Bill I haven't forgotten you or the depth of your love for Stacey, I think about you often. Most of us have faced the loss of someone that we love and we can relate to the pain. Somehow I perceive that the greatest heartache of all is that of the father facing the death of a daughter. I have two daughters who are my world as Stacey was the world to you. I hope that as time has passed you have found some comfort and some peace in all that you and Stacey had together. Peace and comfort in the knowledge that Stacey knew how much that she was loved and in the knowledge that she loved you so much. I believe that in the broad scheme of life it will be just a short time before you will look upon her smiling face once again. Tears of joy will fill your eyes and that heartache will be as it never was.

Your Friend,

Paul White

The little fish.

August 1, 2011

Pa Henry bought a kiddie wading pool and filled it with water in his back yard.  He made fishing poles (2) and tied lifesvers to the string.  Heidi and Stacey would jump in and be the fish and pa would go fishing for those little girls for hours.  I do not think he ever caught a fish becase these were well trained fish.  They would eat the lifesavers of the string and keep swimming till the "bait" ran out!   In the quietness of this day I can still hear Stacey's little giggle.  I know she is in a better place but she is missed.  You did a great job with that little fish Bill and Shiela!

Nutz -n- Fudge

May 16, 2011

 

“How lucky I am to have something

that makes saying goodbye so hard”

 

I have been meaning to write this for sometime now. At first I couldn't, I just wasn't ready. Then there was no time, no internet, no whatever. But everything happens for a reason and today, now is my time, not to say goodbye, to remember and smile at the treasured memories I shared with an amazing person. Today I needed strength. Today I needed to remember Stacey.

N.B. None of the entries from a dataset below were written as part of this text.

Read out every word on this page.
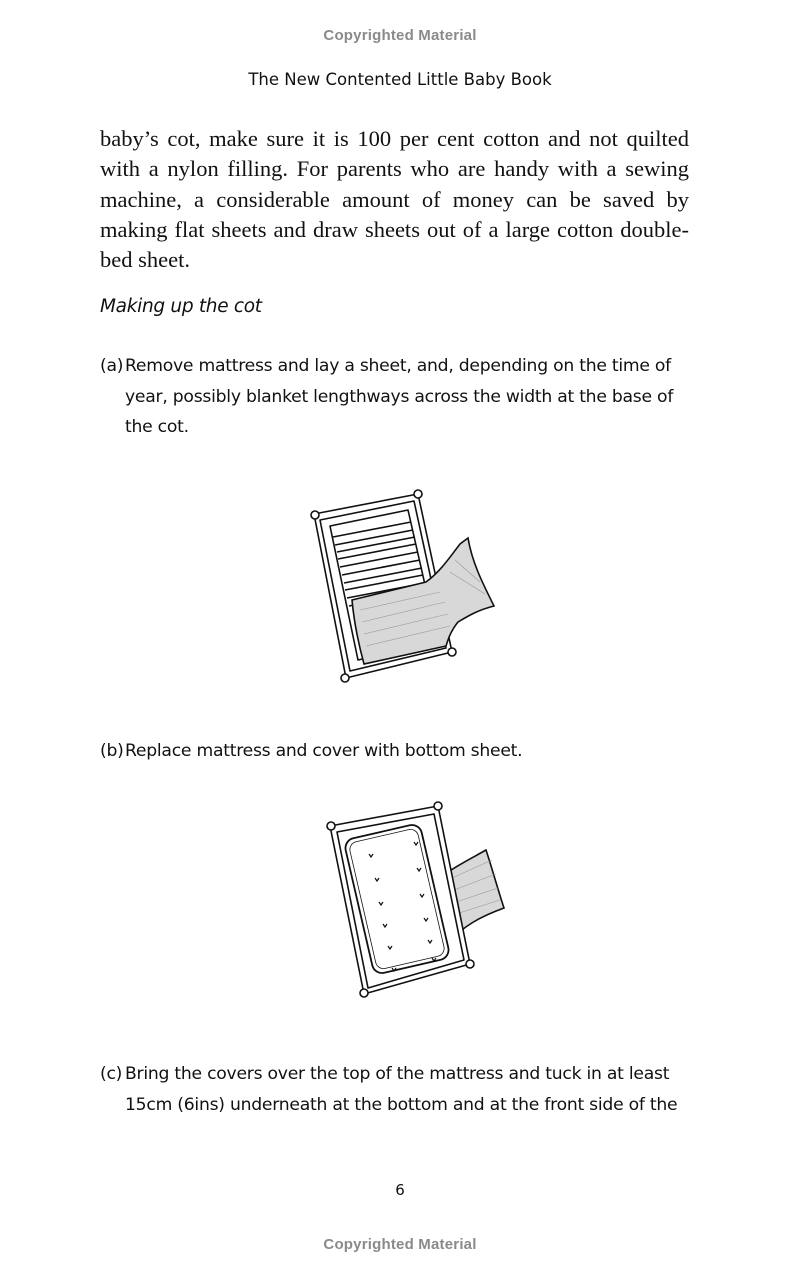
Copyrighted Material
The New Contented Little Baby Book

baby’s cot, make sure it is 100 per cent cotton and not quilted with a nylon filling. For parents who are handy with a sewing machine, a considerable amount of money can be saved by making flat sheets and draw sheets out of a large cotton double-bed sheet.

Making up the cot
(a) Remove mattress and lay a sheet, and, depending on the time of
year, possibly blanket lengthways across the width at the base of the cot.
(b)Replace mattress and cover with bottom sheet.
(c) Bring the covers over the top of the mattress and tuck in at least
15cm (6ins) underneath at the bottom and at the front side of the
6
Copyrighted Material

Stacey and I had an 'unconventional' friendship. 9 years ago when I first 'met' her, I knew her as UwouldntBelieve, one of her favourite 311 songs, in an msn chatroom. We just clicked. I had never met a person who was WEIRD as I was! Ha, it was awesome. We would chat for hours about nothing and have the best laughs.

We had the same insane random thought patterns that very few people could follow our conversations. So often we'd type the same thing at the same time. Making up our own gang signs out of baseball signals. We were and always will be Nutz and Fudge, the two best ice cream toppings!

One of my favourite conversations was about a news article. 40 drunken santas raided a town centre stealing and running a muck. They even attacked a Christmas Tree. Part of the conversation...

 

Kung Pao Ninja Hurt (Me) says:

trippin people with garland tied between two trees

Smalls McNinja (Stacey) says:

wearing fake santa beards with signs that say damn the man

Kung Pao Ninja Hurt (Me) says:

posting naughty pictures of the elf's "after hours" party last year

Smalls McNinja (Stacey) says:

LMFAO

Kung Pao Ninja Hurt (Me) says:

hahahahaha

Smalls McNinja (Stacey) says:

mean while one drunk emotion tree sits on the curb holding a box of tooth picks crying, pouring out a little tree water for his fallen homies

Kung Pao Ninja Hurt (Me) says:

all those wrongfully chopped down without a permit

The end of our conversation went a lil something like that....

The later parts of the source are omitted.